PLANO, TEXAS — Executives of the Dr Pepper Snapple Group, Inc. are resetting their expectations for the newly acquired Bai business, which in the recent quarter fell short of initial forecasts following the $1.7 billion transaction in January.
Overall, Dr Pepper Snapple net income in the first quarter ended March 31 was $177 million, equal to 97c per share on the common stock, down 3% from $182 million, or 97c per share, in the year-ago period. Contributing to the decline in profit were transaction and marketing expenses related to the Bai business.
Net sales, meanwhile, rose 2% to $1,510 million from $1,487 million.
Sales volumes in the quarter increased 1%, including the addition of Bai. Carbonated soft drinks grew 1%, while non-carbonated beverages declined 2%, driven in part by weaker-than-expected performance of Snapple.
The company now expects full-year net sales growth of about 4%, with 2% of net sales growth coming from Bai. Previously, the company forecast net sales growth of 4.5%, with 3% from Bai.
|Marty Ellen, c.f.o. of Dr Pepper Snapple|
“Our expectation for Bai has come down slightly from our February call, and we now see volume growth in the 40% to 50% range,” said Marty Ellen, chief financial officer, during an April 26 call with financial analysts. Previously, the company expected about 80% year-over-year volume growth.
Accounting for 4% of the company’s portfolio, Bai delivered $21 million in net sales in the quarter, including $11 million from third-party distributors and $10 million through Dr Pepper Snapple’s direct-store delivery system.
“At an operating level, there was a loss of $5 million,” Mr. Ellen said. “Included in this loss was the $11 million of marketing investment, including the cost of the Super Bowl commercial. We then had to defer the $9 million of profit Bai realized on sales of product to us that was not sold through to retailers and were in our inventory at quarter end. But the profit on the product we did sell-through was previously earned by Bai before we acquired them. We also recorded $1 million of purchase price amortization. And finally, and not included in core results, were $19 million of transaction and integration-related expenses.”
In the coming quarters, Dr Pepper Snapple is planning “heavy marketing investment” to increase awareness and drive trial of Bai, which has a strong repeat purchase rate, said Larry Young, president and chief executive officer.

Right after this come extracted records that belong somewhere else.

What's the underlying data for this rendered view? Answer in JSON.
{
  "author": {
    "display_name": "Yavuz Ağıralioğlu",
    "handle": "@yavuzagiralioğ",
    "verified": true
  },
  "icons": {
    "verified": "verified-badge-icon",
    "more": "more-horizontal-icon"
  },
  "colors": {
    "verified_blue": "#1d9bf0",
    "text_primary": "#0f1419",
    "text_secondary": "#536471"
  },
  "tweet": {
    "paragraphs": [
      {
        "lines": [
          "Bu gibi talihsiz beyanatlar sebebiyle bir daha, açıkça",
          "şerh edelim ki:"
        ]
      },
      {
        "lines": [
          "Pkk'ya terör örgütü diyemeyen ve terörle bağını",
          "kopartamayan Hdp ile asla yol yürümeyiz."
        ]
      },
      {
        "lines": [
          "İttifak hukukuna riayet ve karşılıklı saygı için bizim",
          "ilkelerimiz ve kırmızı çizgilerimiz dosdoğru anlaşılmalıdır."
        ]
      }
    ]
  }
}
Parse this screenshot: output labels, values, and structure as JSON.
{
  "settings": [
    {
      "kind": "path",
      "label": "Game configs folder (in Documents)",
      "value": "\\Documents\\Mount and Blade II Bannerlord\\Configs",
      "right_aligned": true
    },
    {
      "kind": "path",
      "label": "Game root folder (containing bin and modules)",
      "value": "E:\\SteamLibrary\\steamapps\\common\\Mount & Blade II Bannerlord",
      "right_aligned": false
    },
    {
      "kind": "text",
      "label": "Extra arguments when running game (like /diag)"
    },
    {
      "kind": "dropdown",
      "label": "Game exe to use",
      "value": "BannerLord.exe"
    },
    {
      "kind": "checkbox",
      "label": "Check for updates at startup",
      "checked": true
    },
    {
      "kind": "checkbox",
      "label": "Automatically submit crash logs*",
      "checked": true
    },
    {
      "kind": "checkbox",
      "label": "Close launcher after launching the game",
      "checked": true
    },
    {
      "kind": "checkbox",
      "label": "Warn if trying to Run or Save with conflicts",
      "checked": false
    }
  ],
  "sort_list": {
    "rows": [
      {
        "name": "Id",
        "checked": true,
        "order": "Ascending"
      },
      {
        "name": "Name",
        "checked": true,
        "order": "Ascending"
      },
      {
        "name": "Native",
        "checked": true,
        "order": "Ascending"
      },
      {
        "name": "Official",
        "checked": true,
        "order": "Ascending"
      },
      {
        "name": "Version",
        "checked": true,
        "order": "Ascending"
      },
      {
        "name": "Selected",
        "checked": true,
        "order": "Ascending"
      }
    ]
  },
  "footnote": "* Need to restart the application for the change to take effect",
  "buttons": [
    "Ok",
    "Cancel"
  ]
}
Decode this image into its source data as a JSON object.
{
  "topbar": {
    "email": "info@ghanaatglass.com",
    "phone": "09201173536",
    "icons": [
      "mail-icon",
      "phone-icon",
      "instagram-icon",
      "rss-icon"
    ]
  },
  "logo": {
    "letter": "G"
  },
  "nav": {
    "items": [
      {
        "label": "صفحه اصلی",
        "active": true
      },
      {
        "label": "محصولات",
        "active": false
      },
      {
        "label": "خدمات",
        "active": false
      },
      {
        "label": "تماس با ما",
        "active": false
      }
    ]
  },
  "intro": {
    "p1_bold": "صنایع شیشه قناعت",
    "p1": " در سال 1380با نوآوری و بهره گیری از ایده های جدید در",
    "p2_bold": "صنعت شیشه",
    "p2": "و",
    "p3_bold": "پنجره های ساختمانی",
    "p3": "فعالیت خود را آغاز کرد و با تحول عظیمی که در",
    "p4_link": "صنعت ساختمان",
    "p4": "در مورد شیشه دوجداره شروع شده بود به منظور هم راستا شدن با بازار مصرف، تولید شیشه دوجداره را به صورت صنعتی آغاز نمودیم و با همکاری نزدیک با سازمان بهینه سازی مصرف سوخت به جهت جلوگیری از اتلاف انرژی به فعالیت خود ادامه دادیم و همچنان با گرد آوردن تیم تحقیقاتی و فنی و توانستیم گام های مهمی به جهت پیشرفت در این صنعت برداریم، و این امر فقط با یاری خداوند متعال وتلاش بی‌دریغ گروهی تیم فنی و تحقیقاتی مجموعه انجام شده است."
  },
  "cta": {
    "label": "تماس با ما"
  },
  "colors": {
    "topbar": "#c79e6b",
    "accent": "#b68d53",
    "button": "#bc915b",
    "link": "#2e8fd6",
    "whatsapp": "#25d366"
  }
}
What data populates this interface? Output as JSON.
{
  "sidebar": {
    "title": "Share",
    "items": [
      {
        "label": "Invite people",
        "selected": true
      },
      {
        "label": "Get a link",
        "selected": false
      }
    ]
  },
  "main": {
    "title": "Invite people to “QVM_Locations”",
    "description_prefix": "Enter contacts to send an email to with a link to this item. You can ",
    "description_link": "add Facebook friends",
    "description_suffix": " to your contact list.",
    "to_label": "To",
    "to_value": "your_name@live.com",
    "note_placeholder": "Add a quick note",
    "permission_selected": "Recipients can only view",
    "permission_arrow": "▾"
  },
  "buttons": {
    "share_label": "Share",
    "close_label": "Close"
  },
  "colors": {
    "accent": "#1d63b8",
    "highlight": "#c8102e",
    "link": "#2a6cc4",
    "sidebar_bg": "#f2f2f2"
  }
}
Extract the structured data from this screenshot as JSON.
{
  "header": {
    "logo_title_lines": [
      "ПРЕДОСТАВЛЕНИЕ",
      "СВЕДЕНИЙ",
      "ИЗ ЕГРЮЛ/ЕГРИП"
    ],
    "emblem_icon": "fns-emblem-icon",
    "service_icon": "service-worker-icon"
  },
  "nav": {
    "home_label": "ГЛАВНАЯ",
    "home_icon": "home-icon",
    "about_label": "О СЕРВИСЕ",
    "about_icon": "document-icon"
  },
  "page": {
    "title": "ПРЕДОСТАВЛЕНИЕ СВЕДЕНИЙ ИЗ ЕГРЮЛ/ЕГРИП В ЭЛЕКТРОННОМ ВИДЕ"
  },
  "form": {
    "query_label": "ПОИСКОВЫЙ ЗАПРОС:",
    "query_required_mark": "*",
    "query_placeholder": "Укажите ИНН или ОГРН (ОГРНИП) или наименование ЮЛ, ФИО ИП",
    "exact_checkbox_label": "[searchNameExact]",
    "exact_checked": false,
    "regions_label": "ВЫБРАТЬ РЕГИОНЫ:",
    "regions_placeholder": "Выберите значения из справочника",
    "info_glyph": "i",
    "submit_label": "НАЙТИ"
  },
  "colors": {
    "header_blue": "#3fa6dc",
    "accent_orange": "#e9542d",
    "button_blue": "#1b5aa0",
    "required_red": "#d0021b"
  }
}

|Larry Young, president and c.e.o. of Dr Pepper Snapple|
“We’ve recently done some research on Bai and learned that while trial is low on the brand, repeat rates are higher than we’ve historically experienced, giving us confidence in our strategy in driving trial and awareness with consumers,” Mr. Young said.
Dr Pepper Snapple also is repositioning some of Bai’s product lines, including Bai Bubbles, a sparkling beverage that was previously merchandised in the enhanced waters section of the grocery store.
“This product can really go after the sparkling water category,” Mr. Ellen said. “There are some incumbents in that category that we think have weakened and we think are deserving of a pretty much frontal attack by us, and that’s where we’re going.”
Additionally, the company is adjusting the brand’s channel strategy, which also affected quarterly results. About a third of Bai’s business prior to the acquisition was in the club channel, where consumers who have never tasted Bai might not invest in a multi-pack of the product, Mr. Ellen said.
“So, part of our reduction, if you will … is this view that we’ve got to go back and think about how we build the brand, sort of more one bottle at a time and get the trial going so we can get the repeat purchases,” he said. “So embedded in that is really what we think is a thoughtful change in channel strategy.”Following the earnings release, shares of Dr Pepper Snapple Group slid 5.5% to close at $92.98 on April 26.